In vitro stimulation by islet antigen facilitates the detectability of beta-cell reactive cells in diabetes-prone BB/OK rats.

It has been supposed that beta-cell destruction in man and animals is due to autoreactive T-cells. We used the [51Cr]-release assay to identify the presence of beta-cell reactive cells in the spleen of diabetes-prone BB/OK rats before and after diabetes manifestation as well as in long-term normoglycaemic rats with a reduced diabetes risk of 3%. Splenic mononuclear cells (MNCs) obtained from diabetes-resistant LEW.1W and the majority of long-term normoglycaemic BB/OK rats (86.4%) showed no reactivity to pancreatic islets in vitro. In contrast, beta-cell reactive cells were identified in dependence on age in 30.4-65.0% of 75-120 days old normoglycaemic rats and in relation to diabetes duration (1 and 20 days) in 75.0% and 16.0% of diabetic BB/OK rats. Islet antigen-specific stimulation of splenic MNCs, that showed no spontaneous islet-directed reactivity, resulted in a concentration-dependent activation of cytolytically reactive cells in BB/OK but not in LEW.1W rats. Splenic MNCs derived from all diabetic, from 82.4% of young normoglycaemic and from 46.2% of long-term normoglycaemic BB/OK rats developed an islet-directed reactivity in vitro. Phenotyping of MNCs showed a significant increase of activated IL2R+ T-lymphocytes in diabetic BB/OK rats, but without any correlation to their cytolytic potential in the [51Cr]-release assay.
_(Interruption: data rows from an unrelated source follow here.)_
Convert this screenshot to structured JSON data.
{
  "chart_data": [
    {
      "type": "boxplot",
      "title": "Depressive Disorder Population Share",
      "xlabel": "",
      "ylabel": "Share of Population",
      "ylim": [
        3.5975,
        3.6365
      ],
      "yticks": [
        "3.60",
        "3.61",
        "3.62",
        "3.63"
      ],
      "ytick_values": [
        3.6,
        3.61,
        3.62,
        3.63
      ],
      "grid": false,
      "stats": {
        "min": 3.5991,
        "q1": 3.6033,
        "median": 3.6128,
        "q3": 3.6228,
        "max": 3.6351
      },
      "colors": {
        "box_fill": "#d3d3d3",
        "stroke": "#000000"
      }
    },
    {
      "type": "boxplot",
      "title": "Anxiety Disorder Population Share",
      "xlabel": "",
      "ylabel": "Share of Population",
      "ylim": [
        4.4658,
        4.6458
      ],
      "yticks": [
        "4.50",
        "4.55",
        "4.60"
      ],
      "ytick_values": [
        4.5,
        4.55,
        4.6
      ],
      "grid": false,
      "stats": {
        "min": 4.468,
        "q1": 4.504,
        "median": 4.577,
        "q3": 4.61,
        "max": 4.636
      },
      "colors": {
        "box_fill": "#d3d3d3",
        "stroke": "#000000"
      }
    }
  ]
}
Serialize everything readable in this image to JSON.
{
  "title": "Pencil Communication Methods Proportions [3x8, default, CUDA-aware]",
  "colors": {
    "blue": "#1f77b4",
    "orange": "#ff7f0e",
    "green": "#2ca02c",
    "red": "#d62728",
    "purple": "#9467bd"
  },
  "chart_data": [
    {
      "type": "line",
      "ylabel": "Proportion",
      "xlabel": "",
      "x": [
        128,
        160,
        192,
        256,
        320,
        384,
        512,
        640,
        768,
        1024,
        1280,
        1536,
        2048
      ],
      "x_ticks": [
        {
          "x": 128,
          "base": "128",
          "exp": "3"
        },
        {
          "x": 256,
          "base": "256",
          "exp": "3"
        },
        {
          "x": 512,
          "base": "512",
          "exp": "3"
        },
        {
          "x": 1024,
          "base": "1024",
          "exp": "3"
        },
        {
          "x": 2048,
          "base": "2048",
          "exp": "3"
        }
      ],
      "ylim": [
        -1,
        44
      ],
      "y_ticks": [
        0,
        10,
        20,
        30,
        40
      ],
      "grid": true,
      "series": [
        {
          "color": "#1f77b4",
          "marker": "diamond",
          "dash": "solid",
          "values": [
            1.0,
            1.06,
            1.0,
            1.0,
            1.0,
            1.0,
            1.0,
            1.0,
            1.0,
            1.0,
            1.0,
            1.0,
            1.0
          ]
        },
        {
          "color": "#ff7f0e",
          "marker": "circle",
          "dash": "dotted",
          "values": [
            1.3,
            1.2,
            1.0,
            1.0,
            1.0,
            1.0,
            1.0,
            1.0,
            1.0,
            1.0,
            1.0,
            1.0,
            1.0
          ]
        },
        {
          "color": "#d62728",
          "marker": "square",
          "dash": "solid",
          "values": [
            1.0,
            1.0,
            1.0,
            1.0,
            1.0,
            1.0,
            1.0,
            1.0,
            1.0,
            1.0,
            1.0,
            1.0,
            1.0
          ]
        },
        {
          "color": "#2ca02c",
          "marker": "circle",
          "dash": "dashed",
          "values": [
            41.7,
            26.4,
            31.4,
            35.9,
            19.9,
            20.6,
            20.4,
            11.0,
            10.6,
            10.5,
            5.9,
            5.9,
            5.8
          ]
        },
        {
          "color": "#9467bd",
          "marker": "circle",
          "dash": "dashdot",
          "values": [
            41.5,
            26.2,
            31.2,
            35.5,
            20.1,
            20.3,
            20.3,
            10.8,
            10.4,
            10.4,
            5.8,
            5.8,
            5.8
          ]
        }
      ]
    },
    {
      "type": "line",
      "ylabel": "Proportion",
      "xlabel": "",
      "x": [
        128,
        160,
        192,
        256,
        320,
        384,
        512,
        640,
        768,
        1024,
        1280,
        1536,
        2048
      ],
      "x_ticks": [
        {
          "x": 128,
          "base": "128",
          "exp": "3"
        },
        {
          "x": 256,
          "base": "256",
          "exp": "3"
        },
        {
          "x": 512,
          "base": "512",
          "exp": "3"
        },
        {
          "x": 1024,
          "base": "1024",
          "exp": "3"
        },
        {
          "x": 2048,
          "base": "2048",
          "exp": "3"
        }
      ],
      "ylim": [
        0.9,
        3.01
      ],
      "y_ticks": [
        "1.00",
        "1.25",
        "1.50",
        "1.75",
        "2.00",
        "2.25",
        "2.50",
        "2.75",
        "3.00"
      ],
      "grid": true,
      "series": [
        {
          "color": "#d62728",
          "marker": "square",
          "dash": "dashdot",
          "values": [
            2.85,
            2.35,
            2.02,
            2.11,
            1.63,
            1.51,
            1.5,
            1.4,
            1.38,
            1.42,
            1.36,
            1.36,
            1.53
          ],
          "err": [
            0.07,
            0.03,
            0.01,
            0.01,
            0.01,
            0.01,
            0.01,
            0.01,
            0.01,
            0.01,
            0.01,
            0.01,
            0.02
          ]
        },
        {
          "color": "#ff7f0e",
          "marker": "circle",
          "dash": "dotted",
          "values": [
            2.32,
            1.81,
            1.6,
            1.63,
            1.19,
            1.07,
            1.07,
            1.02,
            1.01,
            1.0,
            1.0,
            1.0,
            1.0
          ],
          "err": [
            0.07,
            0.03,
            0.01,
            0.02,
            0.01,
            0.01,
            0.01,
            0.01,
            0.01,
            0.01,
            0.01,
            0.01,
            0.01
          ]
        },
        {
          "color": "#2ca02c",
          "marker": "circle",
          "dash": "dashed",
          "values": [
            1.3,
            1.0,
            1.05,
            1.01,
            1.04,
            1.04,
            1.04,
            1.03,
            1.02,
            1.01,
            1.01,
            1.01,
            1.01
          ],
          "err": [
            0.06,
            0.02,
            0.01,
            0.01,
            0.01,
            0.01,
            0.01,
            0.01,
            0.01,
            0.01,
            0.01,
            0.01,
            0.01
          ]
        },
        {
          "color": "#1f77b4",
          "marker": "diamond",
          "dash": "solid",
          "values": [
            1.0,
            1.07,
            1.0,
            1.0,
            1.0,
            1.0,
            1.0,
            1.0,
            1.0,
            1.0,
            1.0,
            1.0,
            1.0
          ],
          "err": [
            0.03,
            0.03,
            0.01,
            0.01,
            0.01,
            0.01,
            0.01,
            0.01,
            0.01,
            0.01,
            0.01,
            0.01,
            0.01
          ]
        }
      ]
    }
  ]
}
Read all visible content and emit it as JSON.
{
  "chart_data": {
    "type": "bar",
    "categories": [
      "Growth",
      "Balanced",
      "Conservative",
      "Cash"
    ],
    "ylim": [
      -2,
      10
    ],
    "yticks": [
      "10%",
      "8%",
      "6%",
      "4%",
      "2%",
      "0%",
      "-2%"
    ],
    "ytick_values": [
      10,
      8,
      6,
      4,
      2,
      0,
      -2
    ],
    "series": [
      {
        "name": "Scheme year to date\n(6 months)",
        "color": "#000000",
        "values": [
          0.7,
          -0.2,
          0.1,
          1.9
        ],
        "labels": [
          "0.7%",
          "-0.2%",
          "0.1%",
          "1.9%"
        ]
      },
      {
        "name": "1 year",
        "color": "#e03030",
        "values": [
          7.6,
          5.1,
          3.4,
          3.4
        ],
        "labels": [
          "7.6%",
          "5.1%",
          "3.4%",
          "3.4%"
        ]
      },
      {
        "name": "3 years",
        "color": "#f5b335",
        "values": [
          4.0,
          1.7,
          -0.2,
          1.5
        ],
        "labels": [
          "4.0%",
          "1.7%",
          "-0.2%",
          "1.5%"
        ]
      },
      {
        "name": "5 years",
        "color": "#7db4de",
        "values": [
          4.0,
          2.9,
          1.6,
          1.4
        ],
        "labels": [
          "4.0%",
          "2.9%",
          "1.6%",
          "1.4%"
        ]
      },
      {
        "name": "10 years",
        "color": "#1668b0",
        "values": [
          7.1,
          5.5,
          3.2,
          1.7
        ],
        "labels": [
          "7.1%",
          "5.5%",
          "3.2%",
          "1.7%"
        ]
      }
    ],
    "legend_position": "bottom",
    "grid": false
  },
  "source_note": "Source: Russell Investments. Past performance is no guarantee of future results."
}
Despite this fact, IL2R+ cells enriched from the pool of MNCs mediated an enhanced [51Cr]-release from islets, indicating their relevance in the beta-cell destruction. These data suggest, that functional reactivity rather than phenotypic characterization of MNCs is useful to identify the existence of beta-cell reactive cells. Furthermore, for screening diabetes risk in young normoglycaemic BB/OK rats besides the detection of beta-cell reactive cells the occurrence of regulatory cells seems to be decisive.